DETROIT (AP) — U.S. new vehicle sales fell slightly in the third quarter, even though some automakers reported improvement in September. But there are warning signs consumers' appetite for expensive new cars, trucks and SUVs may be waning.
Edmunds.com said Monday that sales fell 0.9% from July through September, with most automakers reporting declines. General Motors was a notable exception, logging a big increase.
Many companies, including GM, said sales rose in September as shortages of computer chips and other parts started to ease and auto factories were able to produce more, increasing vehicle supplies. But analysts said any monthly gain may be short lived due to high prices and rising interest rates.
“With increasing interest rates, affordability is being tested,” Zack Krelle, an industry analyst at TrueCar. “We're seeing consumers faced with the reality that to afford the same vehicle at the same monthly payment as last year, they are forced to increase their down payment, which is creating affordability challenges.”

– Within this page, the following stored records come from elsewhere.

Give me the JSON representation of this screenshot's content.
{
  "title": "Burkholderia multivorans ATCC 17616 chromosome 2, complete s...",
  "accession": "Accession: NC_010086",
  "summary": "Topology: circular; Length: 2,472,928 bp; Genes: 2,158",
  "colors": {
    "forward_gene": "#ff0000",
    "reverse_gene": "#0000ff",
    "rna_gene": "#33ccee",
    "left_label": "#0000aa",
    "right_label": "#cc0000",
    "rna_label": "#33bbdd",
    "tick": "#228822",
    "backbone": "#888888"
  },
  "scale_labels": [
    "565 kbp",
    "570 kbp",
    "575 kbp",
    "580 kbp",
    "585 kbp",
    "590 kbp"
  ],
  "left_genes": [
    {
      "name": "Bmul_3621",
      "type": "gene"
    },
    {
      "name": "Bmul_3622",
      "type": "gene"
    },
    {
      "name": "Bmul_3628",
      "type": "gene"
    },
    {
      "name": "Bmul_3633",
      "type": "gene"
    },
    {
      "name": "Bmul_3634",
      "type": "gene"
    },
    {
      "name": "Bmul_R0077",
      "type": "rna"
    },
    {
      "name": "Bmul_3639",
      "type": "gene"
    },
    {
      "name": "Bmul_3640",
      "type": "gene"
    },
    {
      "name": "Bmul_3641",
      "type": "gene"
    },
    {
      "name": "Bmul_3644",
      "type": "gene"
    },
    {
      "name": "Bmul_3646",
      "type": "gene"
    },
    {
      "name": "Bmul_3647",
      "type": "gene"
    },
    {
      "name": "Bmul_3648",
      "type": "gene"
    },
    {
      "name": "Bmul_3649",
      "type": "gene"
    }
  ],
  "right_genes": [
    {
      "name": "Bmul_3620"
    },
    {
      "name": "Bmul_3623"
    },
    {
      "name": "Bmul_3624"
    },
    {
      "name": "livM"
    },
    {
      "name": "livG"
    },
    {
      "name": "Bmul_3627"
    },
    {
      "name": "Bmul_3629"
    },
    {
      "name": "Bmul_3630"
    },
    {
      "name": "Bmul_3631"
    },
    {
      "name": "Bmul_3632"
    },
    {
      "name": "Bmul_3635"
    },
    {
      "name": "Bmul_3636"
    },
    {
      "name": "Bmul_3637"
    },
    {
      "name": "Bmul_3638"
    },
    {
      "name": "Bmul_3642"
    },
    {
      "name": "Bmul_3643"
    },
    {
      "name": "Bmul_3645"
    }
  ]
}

Last month, new auto prices averaged $45,622, the fourth-highest monthly price on record, according to J.D. Power. In addition, average auto loan interest rates hit 5.7% between July and September, up from 4.3% a year ago, with terms stretched to average over 70 months, Edmunds said.
Still, General Motors managed to lead the industry for the quarter, selling more than 555,000 vehicles, a 24% increase over last year. The company said it saw improved semiconductor supplies, more stable production and increased inventory on dealer lots. The number of GM vehicles in transit or on dealer lots rose to 359,292 last quarter, up more than 111,000 from the second quarter, GM said.
The automaker said sales of its Bolt electric car and utility vehicles more than tripled to almost 15,000 combined, so it will increase production for global distribution to 44,000 this year. The company couldn't sell Bolts much of last year due to a recall for battery fires.
Honda, which was hit hard during the summer as parts shortages cut shipments to dealers, said September was its best sales month since May as it overcame transportation issues. Still, sales were down 17% in September from a year ago, and off 36% for the quarter.
Mamadou Diallo, vice president of sales, said in a statement that Honda expects increased production in the fourth quarter as it introduces new models. “The pipeline is getting stronger,” he said.
Toyota sold 7.1% fewer vehicles than in last year's third quarter, and Stellantis, formerly Fiat Chrysler, reported a 6% decline, while Nissan was off nearly 23%. Hyundai reported a sales increase for the quarter, 3.3%, as did Volkswagen, up 12%.
For much of the year, sales have been down, but automakers have been getting sticker price or above for scarce vehicles from consumers who wanted or needed new wheels. As a result, automakers and dealers made big profits.
Ivan Drury, director of insights for Edmunds.com., said there has been a tremendous amount of “deferred demand” for new vehicles this year. But he cautioned that macroeconomic trends are starting to worsen as inflation stretches monthly budgets and the Federal Reserve raises interest rates to counteract it. Drury says housing values are expected to decline soon, reducing personal wealth as auto loan rates increase monthly payments.
“I think it's finally taking a turn for the worse, the uneasiness with interest rates, with inflation," Drury said.
Even with high trade-in values, the rates are making monthly payments prohibitively high, he said, adding that if unemployment starts to rise, auto sales could start to drop.
“The potential pool of consumers who are flush with cash or don't care what they pay, that pool is going to shrink rapidly once these other factors take effect," he said.
During the summer, people were paying an average of $700 over sticker price to buy vehicles, Drury said. But that recently has dropped to the upper $200 range, a sign of the market cooling, he said.
Most automakers reported sales on Monday. Ford is to release its figures on Tuesday. Edmunds' figures include estimates for both companies.
Telsa reported that its global sales during the quarter rose 35% compared to the second quarter as the company’s huge factory in China got past supply chain issues and pandemic restrictions. The electric vehicle and solar panel company said Sunday it sold 343,830 cars and SUVs in the third quarter compared with 254,695 deliveries made from April through June. But its sales fell short of analyst expectations.
Tesla does not break out sales by country or region.